244:54 Federal appeals court rules that requirements of Prison Litigation Reform Act that prisoners pay filing fees applied both to $5 filing fee and $100 "docketing" fee required for appeal; obligation on prisoner to be imposed prior to determination as to whether or not appeal was frivolous. Leonard v. Lacy, 88 F.3d 181 (2nd Cir. 1996).
245:71 Prisoner was not required to comply with fee provisions of Prison Litigation Reform Act when his appeal was fully submitted for consideration to the appeals court prior to the Act's effective date. Ramsey v. Coughlin, 94 F.3d 71 (2nd Cir. 1996).
[N/R] Compensation of special master appointed to oversee implementation of court orders concerning inadequate medical care of inmates was not subject to limitations in Prison Litigation Reform Act when master was appointed before effective date of the law. Coleman v. Wilson, 933 F.Supp. 954 (E.D. Cal. 1996).

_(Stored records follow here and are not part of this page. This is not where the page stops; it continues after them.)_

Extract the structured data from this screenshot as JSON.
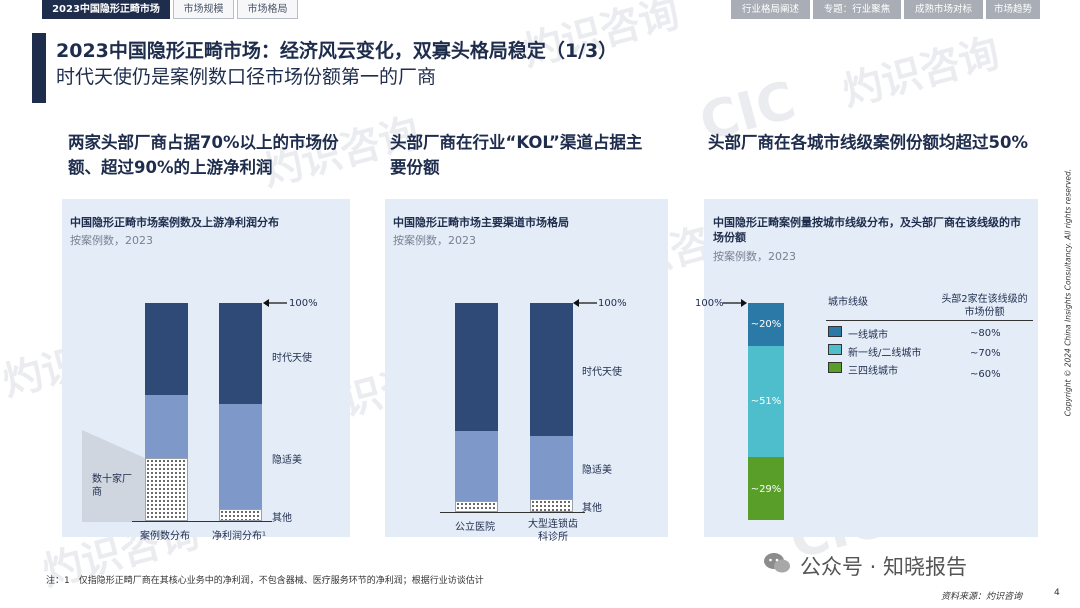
{
  "nav": {
    "tabs": [
      "2023中国隐形正畸市场",
      "市场规模",
      "市场格局"
    ],
    "right_tabs": [
      "行业格局阐述",
      "专题：行业聚焦",
      "成熟市场对标",
      "市场趋势"
    ]
  },
  "title": {
    "line1": "2023中国隐形正畸市场：经济风云变化，双寡头格局稳定（1/3）",
    "line2": "时代天使仍是案例数口径市场份额第一的厂商"
  },
  "headlines": {
    "h1": "两家头部厂商占据70%以上的市场份额、超过90%的上游净利润",
    "h2": "头部厂商在行业“KOL”渠道占据主要份额",
    "h3": "头部厂商在各城市线级案例份额均超过50%"
  },
  "panel1": {
    "title": "中国隐形正畸市场案例数及上游净利润分布",
    "sub": "按案例数，2023",
    "top_label": "100%",
    "annot_left": "数十家厂商",
    "series_labels": [
      "时代天使",
      "隐适美",
      "其他"
    ],
    "bars": [
      {
        "label": "案例数分布",
        "values": [
          0.4,
          0.28,
          0.32
        ]
      },
      {
        "label": "净利润分布¹",
        "values": [
          0.48,
          0.46,
          0.06
        ]
      }
    ]
  },
  "panel2": {
    "title": "中国隐形正畸市场主要渠道市场格局",
    "sub": "按案例数，2023",
    "top_label": "100%",
    "series_labels": [
      "时代天使",
      "隐适美",
      "其他"
    ],
    "bars": [
      {
        "label": "公立医院",
        "values": [
          0.62,
          0.3,
          0.08
        ]
      },
      {
        "label": "大型连锁齿科诊所",
        "values": [
          0.6,
          0.3,
          0.1
        ]
      }
    ]
  },
  "panel3": {
    "title": "中国隐形正畸案例量按城市线级分布，及头部厂商在该线级的市场份额",
    "sub": "按案例数，2023",
    "top_label": "100%",
    "stack": [
      {
        "label": "~20%",
        "value": 0.2,
        "color": "#2a79a7"
      },
      {
        "label": "~51%",
        "value": 0.51,
        "color": "#4ebecc"
      },
      {
        "label": "~29%",
        "value": 0.29,
        "color": "#5a9e2a"
      }
    ],
    "legend_header_left": "城市线级",
    "legend_header_right": "头部2家在该线级的市场份额",
    "legend": [
      {
        "name": "一线城市",
        "share": "~80%",
        "color": "#2a79a7"
      },
      {
        "name": "新一线/二线城市",
        "share": "~70%",
        "color": "#4ebecc"
      },
      {
        "name": "三四线城市",
        "share": "~60%",
        "color": "#5a9e2a"
      }
    ]
  },
  "footnote": "注：1　仅指隐形正畸厂商在其核心业务中的净利润，不包含器械、医疗服务环节的净利润；根据行业访谈估计",
  "source": "资料来源：灼识咨询",
  "page_number": "4",
  "copyright": "Copyright © 2024 China Insights Consultancy. All rights reserved.",
  "wechat": "公众号 · 知晓报告",
  "watermarks": {
    "cn": "灼识咨询",
    "en": "China Insights Consultancy",
    "logo": "CIC"
  }
}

238:147 Federal Prison Litigation Reform Act becomes law, makes numerous changes in prison litigation, including scope of injunctive orders, standards for termination of injunctive orders, amount of attorneys' fees, standard for prisoner release orders in overcrowding cases, prisoner payment of filing fees and court costs, barring inmates who repetitively file frivolous suits from further filings, no awards for mental/emotional distress in the absence of physical injury, and revocation of federal prisoner's good time credits if they file malicious lawsuits or testify falsely, among other highlights.